PRINTING 240,000 PAGES PER HOUR
The cylinders turn at the rate of 300 revolutions per minute which means that the paper runs through the machine at nearly 14 miles per hour. Summing up all the webs we have a total consumption of 108 miles of paper per hour. The paper is 6 feet wide and the weight of paper in an hour’s run is about 18 tons and the hourly production is 150,000 sixteen-page papers. When color is used, the press will deliver 50,000 24-page papers per hour with the two outside pages printed in three colors and black. The course of the color printed web must necessarily be different from that of the plain black printed web. It must pass through a number of printings; and to prevent the moist ink from transferring to the impression rolls and from them back to a succeeding page, thus soiling or blurring the impression, an extra roll of thin paper is passed between the printed web and the impression cylinders. This acts in a measure as a blotter. The offset paper is taken up on a roll and used over and over again. It is used not only for color work, but also when fine half tone engravings are to be printed so that a cleaner impression may be obtained.

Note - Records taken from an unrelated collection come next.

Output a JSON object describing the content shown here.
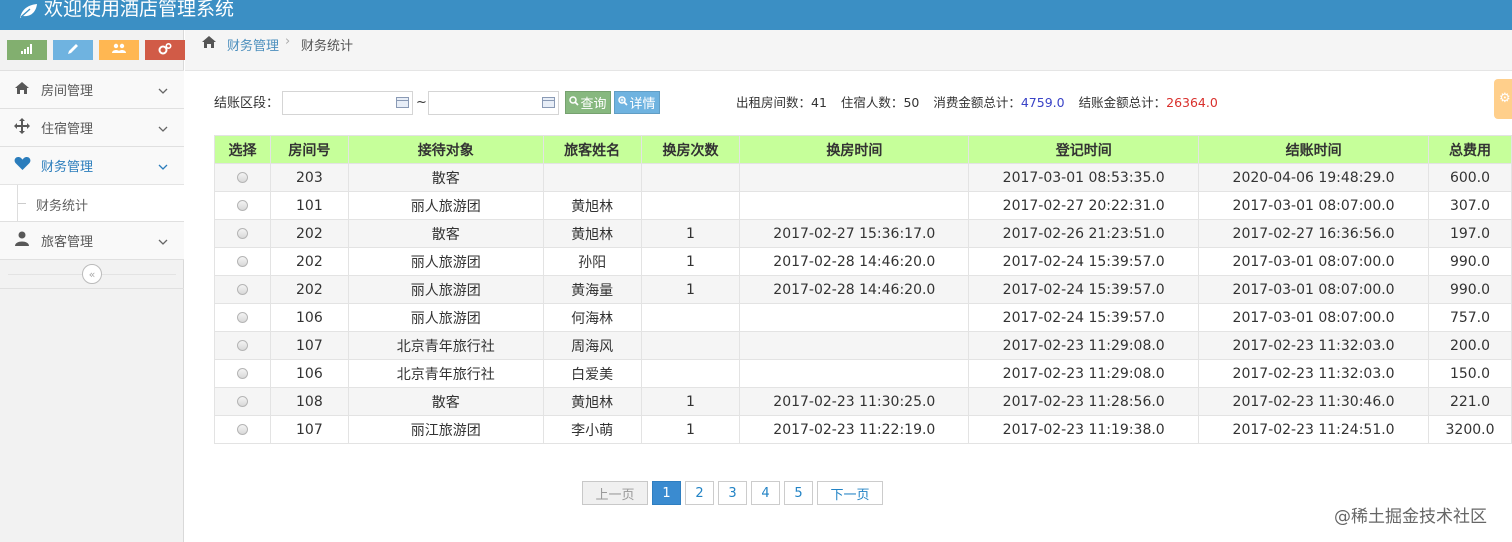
{
  "app": {
    "title": "欢迎使用酒店管理系统",
    "logo_icon": "leaf-icon"
  },
  "shortcuts": [
    {
      "icon": "signal-icon",
      "color": "#82af6f"
    },
    {
      "icon": "pencil-icon",
      "color": "#6fb3e0"
    },
    {
      "icon": "group-icon",
      "color": "#ffb752"
    },
    {
      "icon": "cogs-icon",
      "color": "#d15b47"
    }
  ],
  "sidebar": {
    "items": [
      {
        "label": "房间管理",
        "icon": "home-icon"
      },
      {
        "label": "住宿管理",
        "icon": "move-icon"
      },
      {
        "label": "财务管理",
        "icon": "heart-icon"
      },
      {
        "label": "财务统计"
      },
      {
        "label": "旅客管理",
        "icon": "user-icon"
      }
    ],
    "collapse_icon": "double-angle-left-icon"
  },
  "breadcrumb": {
    "parent": "财务管理",
    "current": "财务统计"
  },
  "filter": {
    "label": "结账区段：",
    "start_value": "",
    "end_value": "",
    "separator": "~",
    "query_label": "查询",
    "detail_label": "详情"
  },
  "stats": {
    "rented_rooms_label": "出租房间数：",
    "rented_rooms": "41",
    "guests_label": "住宿人数：",
    "guests": "50",
    "consume_label": "消费金额总计：",
    "consume": "4759.0",
    "checkout_label": "结账金额总计：",
    "checkout": "26364.0"
  },
  "table": {
    "headers": [
      "选择",
      "房间号",
      "接待对象",
      "旅客姓名",
      "换房次数",
      "换房时间",
      "登记时间",
      "结账时间",
      "总费用"
    ],
    "rows": [
      [
        "203",
        "散客",
        "",
        "",
        "",
        "2017-03-01 08:53:35.0",
        "2020-04-06 19:48:29.0",
        "600.0"
      ],
      [
        "101",
        "丽人旅游团",
        "黄旭林",
        "",
        "",
        "2017-02-27 20:22:31.0",
        "2017-03-01 08:07:00.0",
        "307.0"
      ],
      [
        "202",
        "散客",
        "黄旭林",
        "1",
        "2017-02-27 15:36:17.0",
        "2017-02-26 21:23:51.0",
        "2017-02-27 16:36:56.0",
        "197.0"
      ],
      [
        "202",
        "丽人旅游团",
        "孙阳",
        "1",
        "2017-02-28 14:46:20.0",
        "2017-02-24 15:39:57.0",
        "2017-03-01 08:07:00.0",
        "990.0"
      ],
      [
        "202",
        "丽人旅游团",
        "黄海量",
        "1",
        "2017-02-28 14:46:20.0",
        "2017-02-24 15:39:57.0",
        "2017-03-01 08:07:00.0",
        "990.0"
      ],
      [
        "106",
        "丽人旅游团",
        "何海林",
        "",
        "",
        "2017-02-24 15:39:57.0",
        "2017-03-01 08:07:00.0",
        "757.0"
      ],
      [
        "107",
        "北京青年旅行社",
        "周海风",
        "",
        "",
        "2017-02-23 11:29:08.0",
        "2017-02-23 11:32:03.0",
        "200.0"
      ],
      [
        "106",
        "北京青年旅行社",
        "白爱美",
        "",
        "",
        "2017-02-23 11:29:08.0",
        "2017-02-23 11:32:03.0",
        "150.0"
      ],
      [
        "108",
        "散客",
        "黄旭林",
        "1",
        "2017-02-23 11:30:25.0",
        "2017-02-23 11:28:56.0",
        "2017-02-23 11:30:46.0",
        "221.0"
      ],
      [
        "107",
        "丽江旅游团",
        "李小萌",
        "1",
        "2017-02-23 11:22:19.0",
        "2017-02-23 11:19:38.0",
        "2017-02-23 11:24:51.0",
        "3200.0"
      ]
    ]
  },
  "pagination": {
    "prev": "上一页",
    "pages": [
      "1",
      "2",
      "3",
      "4",
      "5"
    ],
    "current": "1",
    "next": "下一页"
  },
  "watermark": "@稀土掘金技术社区"
}
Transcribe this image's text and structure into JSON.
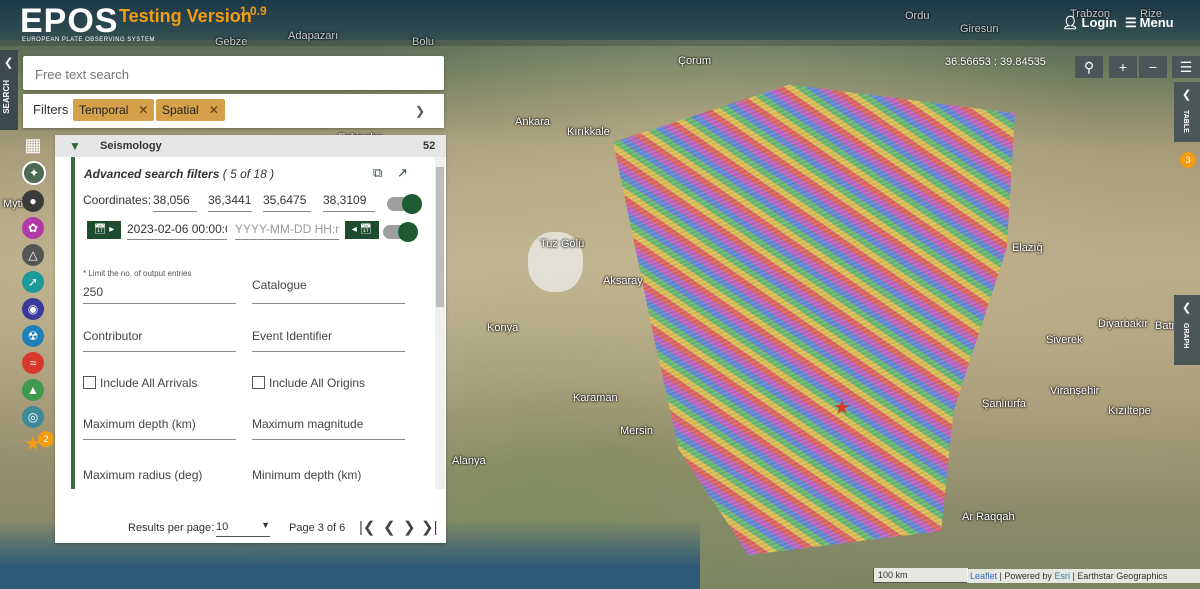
{
  "header": {
    "logo": "EPOS",
    "logo_sub": "EUROPEAN PLATE OBSERVING SYSTEM",
    "testing_label": "Testing Version",
    "version": "1.0.9",
    "login_label": "Login",
    "menu_label": "Menu"
  },
  "sidebar_tab": {
    "label": "SEARCH"
  },
  "search": {
    "placeholder": "Free text search"
  },
  "filters": {
    "label": "Filters",
    "chips": [
      "Temporal",
      "Spatial"
    ]
  },
  "category_icons": [
    "grid-icon",
    "seismology-icon",
    "satellite-icon",
    "volcano-icon",
    "geodesy-icon",
    "magnetic-icon",
    "tsunami-icon",
    "lab-icon",
    "anthropogenic-icon",
    "geology-icon",
    "multi-icon",
    "favourites-icon"
  ],
  "favourites_badge": "2",
  "results": {
    "title": "Seismology",
    "count": "52",
    "advanced_title": "Advanced search filters",
    "advanced_count": "( 5 of 18 )",
    "coordinates_label": "Coordinates:",
    "coordinates": [
      "38,056",
      "36,3441",
      "35,6475",
      "38,3109"
    ],
    "date_start": "2023-02-06 00:00:0",
    "date_end_placeholder": "YYYY-MM-DD HH:m",
    "limit_hint": "* Limit the no. of output entries",
    "limit_value": "250",
    "fields": {
      "catalogue": "Catalogue",
      "contributor": "Contributor",
      "event_identifier": "Event Identifier",
      "max_depth": "Maximum depth (km)",
      "max_magnitude": "Maximum magnitude",
      "max_radius": "Maximum radius (deg)",
      "min_depth": "Minimum depth (km)"
    },
    "checkboxes": {
      "include_arrivals": "Include All Arrivals",
      "include_origins": "Include All Origins"
    }
  },
  "pager": {
    "results_per_page_label": "Results per page:",
    "results_per_page": "10",
    "page_label": "Page 3 of 6"
  },
  "map": {
    "coordinates_readout": "36.56653 : 39.84535",
    "places": [
      "Ordu",
      "Giresun",
      "Trabzon",
      "Rize",
      "Gebze",
      "Adapazarı",
      "Bolu",
      "Çorum",
      "Eskişehir",
      "Ankara",
      "Kırıkkale",
      "Tuz Gölü",
      "Aksaray",
      "Konya",
      "Karaman",
      "Mersin",
      "Alanya",
      "Elazığ",
      "Diyarbakır",
      "Batman",
      "Siverek",
      "Şanlıurfa",
      "Viranşehir",
      "Kızıltepe",
      "Ar Raqqah",
      "Mytile"
    ],
    "side_tabs": {
      "table": "TABLE",
      "graph": "GRAPH"
    },
    "table_badge": "3",
    "scale": "100 km",
    "attribution": {
      "leaflet": "Leaflet",
      "powered": "| Powered by",
      "esri": "Esri",
      "earthstar": "| Earthstar Geographics"
    }
  },
  "colors": {
    "accent": "#f39c12",
    "brand_green": "#1e5a32",
    "chip": "#d4a04a"
  }
}
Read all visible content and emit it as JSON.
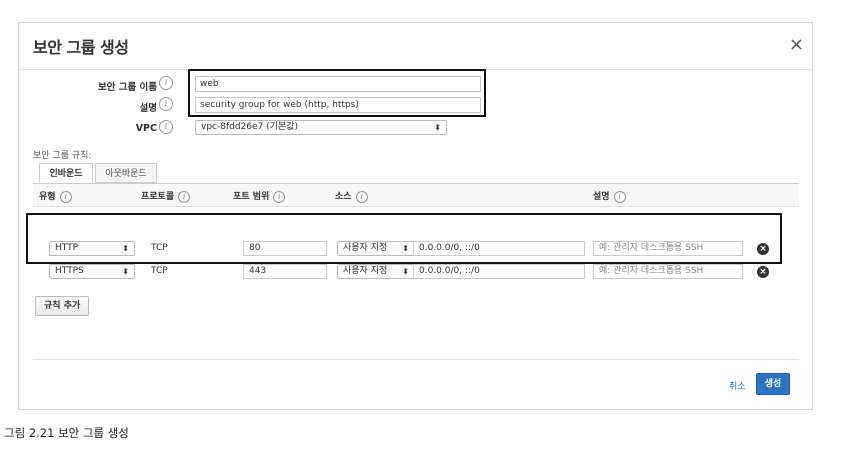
{
  "dialog": {
    "title": "보안 그룹 생성",
    "close_icon": "×"
  },
  "form": {
    "name_label": "보안 그룹 이름",
    "name_value": "web",
    "desc_label": "설명",
    "desc_value": "security group for web (http, https)",
    "vpc_label": "VPC",
    "vpc_value": "vpc-8fdd26e7 (기본값)",
    "info_glyph": "i"
  },
  "rules": {
    "section_label": "보안 그룹 규칙:",
    "tabs": [
      {
        "label": "인바운드",
        "active": true
      },
      {
        "label": "아웃바운드",
        "active": false
      }
    ],
    "headers": {
      "type": "유형",
      "protocol": "프로토콜",
      "port_range": "포트 범위",
      "source": "소스",
      "description": "설명"
    },
    "rows": [
      {
        "type": "HTTP",
        "protocol": "TCP",
        "port": "80",
        "source_type": "사용자 지정",
        "source_value": "0.0.0.0/0, ::/0",
        "desc_placeholder": "예: 관리자 데스크톱용 SSH"
      },
      {
        "type": "HTTPS",
        "protocol": "TCP",
        "port": "443",
        "source_type": "사용자 지정",
        "source_value": "0.0.0.0/0, ::/0",
        "desc_placeholder": "예: 관리자 데스크톱용 SSH"
      }
    ],
    "add_rule_label": "규칙 추가"
  },
  "footer": {
    "cancel_label": "취소",
    "create_label": "생성"
  },
  "caption": "그림 2.21 보안 그룹 생성",
  "colors": {
    "primary_button": "#2c73c4",
    "link": "#1a6fb5",
    "highlight_border": "#111111"
  }
}
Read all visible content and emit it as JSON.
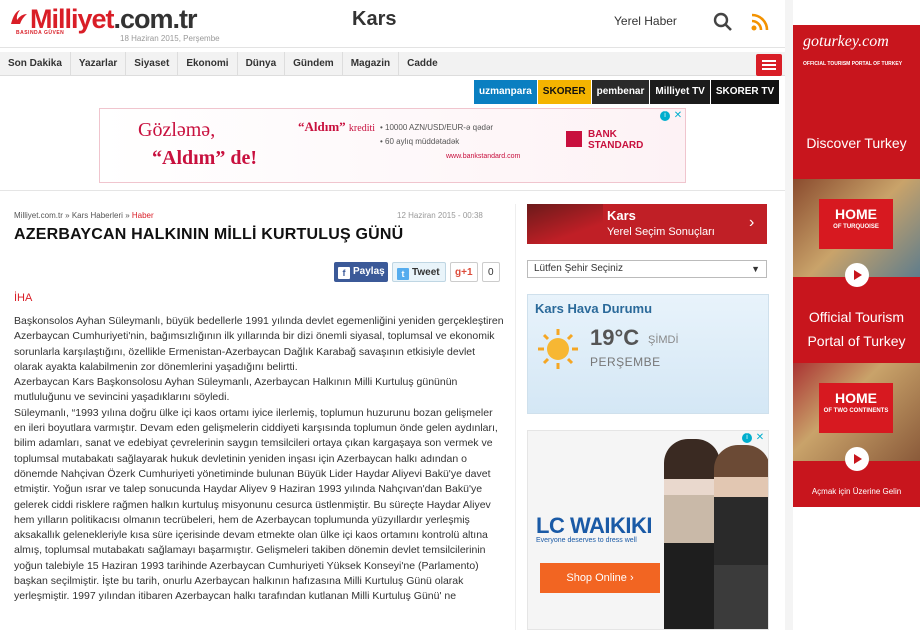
{
  "header": {
    "logo_main": "Milliyet",
    "logo_domain": ".com.tr",
    "logo_slogan": "BASINDA GÜVEN",
    "date": "18 Haziran 2015, Perşembe",
    "city": "Kars",
    "local_news": "Yerel Haber"
  },
  "nav": {
    "items": [
      "Son Dakika",
      "Yazarlar",
      "Siyaset",
      "Ekonomi",
      "Dünya",
      "Gündem",
      "Magazin",
      "Cadde"
    ]
  },
  "subsites": [
    {
      "label": "uzmanpara",
      "color": "#0a7fc1"
    },
    {
      "label": "SKORER",
      "color": "#f4b400",
      "text": "#111"
    },
    {
      "label": "pembenar",
      "color": "#2a2a2a"
    },
    {
      "label": "Milliyet TV",
      "color": "#1c1c1c"
    },
    {
      "label": "SKORER TV",
      "color": "#111"
    }
  ],
  "top_ad": {
    "line1": "Gözləmə,",
    "line2": "“Aldım” de!",
    "headline": "“Aldım”",
    "headline_sub": "krediti",
    "bullet1": "• 10000 AZN/USD/EUR-ə qədər",
    "bullet2": "• 60 aylıq müddətadək",
    "url": "www.bankstandard.com",
    "bank": "BANK STANDARD"
  },
  "article": {
    "breadcrumb_site": "Milliyet.com.tr",
    "breadcrumb_sep": "»",
    "breadcrumb_cat": "Kars Haberleri",
    "breadcrumb_cur": "Haber",
    "date": "12 Haziran 2015 - 00:38",
    "title": "AZERBAYCAN HALKININ MİLLİ KURTULUŞ GÜNÜ",
    "share_fb": "Paylaş",
    "share_tw": "Tweet",
    "share_gp": "g+1",
    "share_count": "0",
    "source": "İHA",
    "paragraphs": [
      "Başkonsolos Ayhan Süleymanlı, büyük bedellerle 1991 yılında devlet egemenliğini yeniden gerçekleştiren Azerbaycan Cumhuriyeti'nin, bağımsızlığının ilk yıllarında bir dizi önemli siyasal, toplumsal ve ekonomik sorunlarla karşılaştığını, özellikle Ermenistan-Azerbaycan Dağlık Karabağ savaşının etkisiyle devlet olarak ayakta kalabilmenin zor dönemlerini yaşadığını belirtti.",
      "Azerbaycan Kars Başkonsolosu Ayhan Süleymanlı, Azerbaycan Halkının Milli Kurtuluş gününün mutluluğunu ve sevincini yaşadıklarını söyledi.",
      "Süleymanlı, “1993 yılına doğru ülke içi kaos ortamı iyice ilerlemiş, toplumun huzurunu bozan gelişmeler en ileri boyutlara varmıştır. Devam eden gelişmelerin ciddiyeti karşısında toplumun önde gelen aydınları, bilim adamları, sanat ve edebiyat çevrelerinin saygın temsilcileri ortaya çıkan kargaşaya son vermek ve toplumsal mutabakatı sağlayarak hukuk devletinin yeniden inşası için Azerbaycan halkı adından o dönemde Nahçivan Özerk Cumhuriyeti yönetiminde bulunan Büyük Lider Haydar Aliyevi Bakü'ye davet etmiştir. Yoğun ısrar ve talep sonucunda Haydar Aliyev 9 Haziran 1993 yılında Nahçıvan'dan Bakü'ye gelerek ciddi risklere rağmen halkın kurtuluş misyonunu cesurca üstlenmiştir. Bu süreçte Haydar Aliyev hem yılların politikacısı olmanın tecrübeleri, hem de Azerbaycan toplumunda yüzyıllardır yerleşmiş aksakallık gelenekleriyle kısa süre içerisinde devam etmekte olan ülke içi kaos ortamını kontrolü altına almış, toplumsal mutabakatı sağlamayı başarmıştır. Gelişmeleri takiben dönemin devlet temsilcilerinin yoğun talebiyle 15 Haziran 1993 tarihinde Azerbaycan Cumhuriyeti Yüksek Konseyi'ne (Parlamento) başkan seçilmiştir. İşte bu tarih, onurlu Azerbaycan halkının hafızasına Milli Kurtuluş Günü olarak yerleşmiştir. 1997 yılından itibaren Azerbaycan halkı tarafından kutlanan Milli Kurtuluş Günü' ne"
    ]
  },
  "sidebar": {
    "kars_title": "Kars",
    "kars_sub": "Yerel Seçim Sonuçları",
    "select_placeholder": "Lütfen Şehir Seçiniz",
    "weather_title": "Kars Hava Durumu",
    "weather_temp": "19°C",
    "weather_now": "ŞİMDİ",
    "weather_day": "PERŞEMBE",
    "lc_brand": "LC WAIKIKI",
    "lc_slogan": "Everyone deserves to dress well",
    "lc_button": "Shop Online ›"
  },
  "sky_ad": {
    "brand": "goturkey.com",
    "brand_sub": "OFFICIAL TOURISM PORTAL OF TURKEY",
    "discover": "Discover Turkey",
    "home1": "HOME",
    "home1_sub": "OF TURQUOISE",
    "official": "Official Tourism Portal of Turkey",
    "home2": "HOME",
    "home2_sub": "OF TWO CONTINENTS",
    "open": "Açmak için Üzerine Gelin"
  }
}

The inking system of printing press is very elaborate. It is highly essential that the ink be spread upon the type surface in just sufficient quantity to be picked up by the paper and that the ink be uniformly distributed over the whole surface. There is an ink reservoir and a set of inking rollers for each cylinder. The reservoir consists of a trough running the whole length of the cylinder. At each turn a revolving roller dips into the ink and transfers a thin film of ink to a series of small rollers. These are grouped about a large roller to which they deliver the ink. The small rollers have an axial reciprocating motion whereby the ink is uniformly spread over the large roller. The latter transfers its thin coating of ink to a pair of rollers known as “form rollers” and these in turn deliver the ink to the printing cylinder.